Après avoir soutenu ma thèse, j’ai dit « non merci » à une carrière académique de professeur d’université et suis retourné en Inde pour continuer d’étudier auprès de Guéshé Dhargyey. Nous avons continué à faire des traductions et, comme mon tibétain parlé s'était amélioré, je devins l’interprète du grand lama qui était alors devenu mon principal professeur, Tsenshab Serkong Rinpotché, Maître Partenaire de Débat et Tuteur Assistant de Sa Sainteté le Dalaï-Lama. J’ai voyagé avec Serkong Rinpotché en tant qu’interprète lors de deux tournées mondiales d’enseignement. Après le décès de ce grand maître en 1983, des centres bouddhistes de plusieurs pays ont commencé à m’inviter à leur rendre visite et à enseigner.
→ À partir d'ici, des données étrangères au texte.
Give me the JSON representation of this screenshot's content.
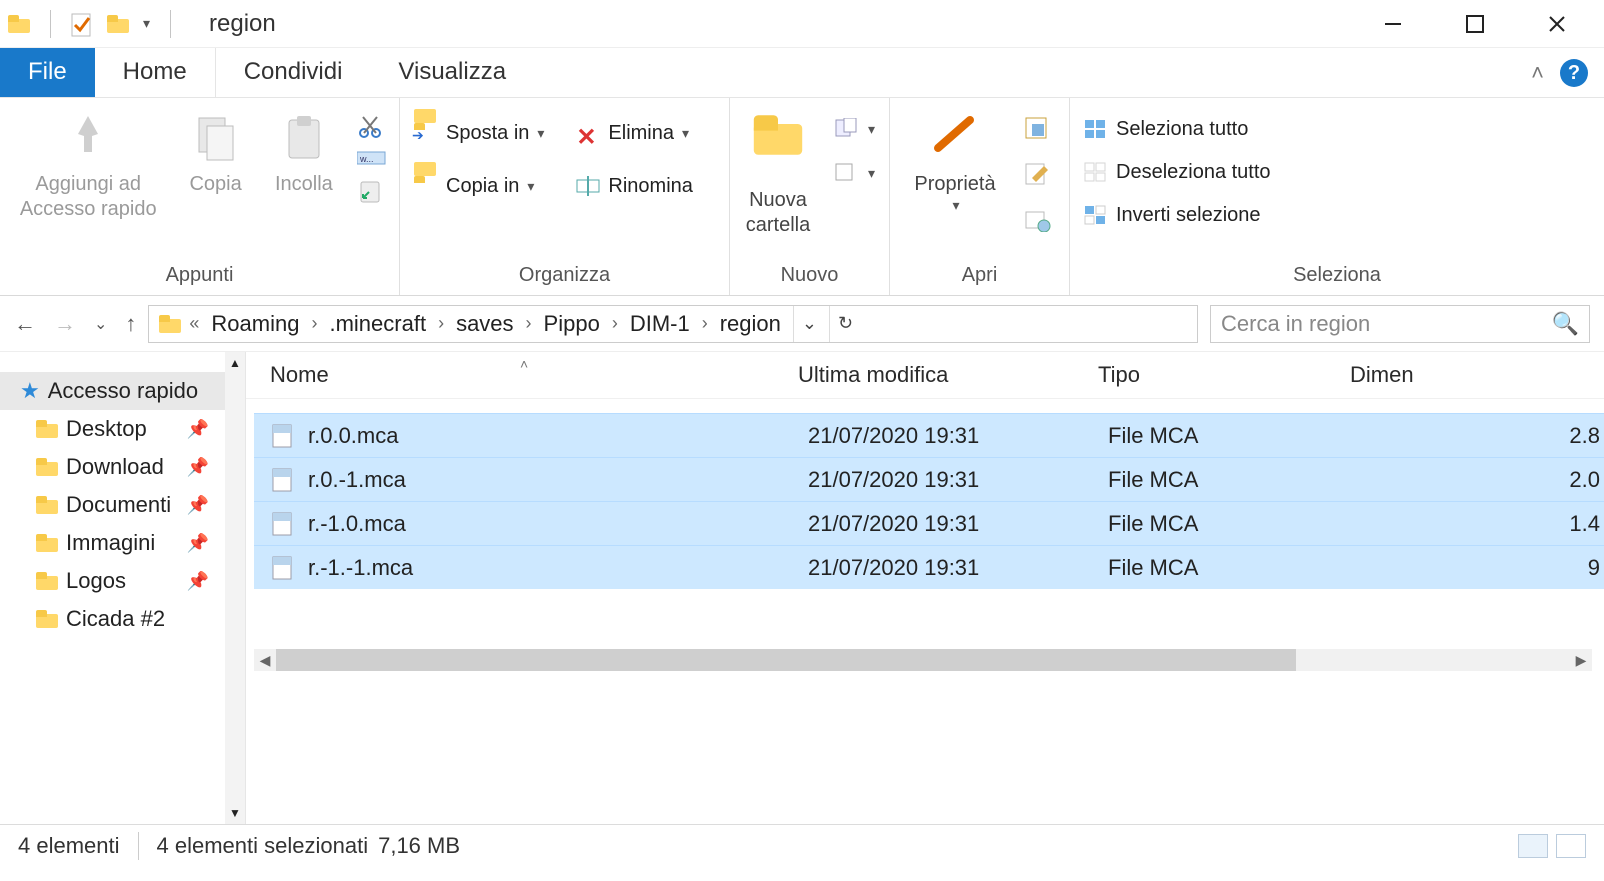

Depuis que je me trouvais en Inde, j’étais frappé par le fait que le bouddhisme, non seulement fournissait des conseils pratiques pour la vie quotidienne, mais apportait également des réponses aux nombreuses questions auxquelles j’avais été incapable de répondre auparavant. C’était des questions du genre : « Pourquoi ma vie était ce qu’elle était ? Pourquoi les choses qui étaient arrivées dans ma vie étaient-elles arrivées ? » L’explication bouddhiste fournie par le karma répondait à ces questions. Cette découverte était passionnante parce qu’elle me permettait de comprendre ce que j’avais vécu. De plus, le bouddhisme fournit une explication claire et rationnelle de l’esprit et de son fonctionnement. Et plus encore, quand nous appliquons réellement les méthodes bouddhistes pour gérer les problèmes de la vie quotidienne, nous éprouvons l’efficacité de leurs résultats. Cela me donnait une grande inspiration : j’avais trouvé la bonne voie, celle qui me convenait parfaitement.

Au cours de mes activités de traduction et d’enseignement, j’essaie d’appliquer les leçons que j’ai apprises du bouddhisme et de sa diffusion d’une culture à une autre. Mon étude m’a fait prendre conscience des facteurs auxquels nous devons être attentifs lorsqu’il s’agit d’apporter le bouddhisme en Occident et dans les sociétés modernes. Connaissant la manière dont le bouddhisme s’est adapté, dans le passé, à chaque nouvelle culture à laquelle il était confronté, j’espère pouvoir rendre une contribution utile à sa transmission dans d’autres pays du monde d’aujourd’hui.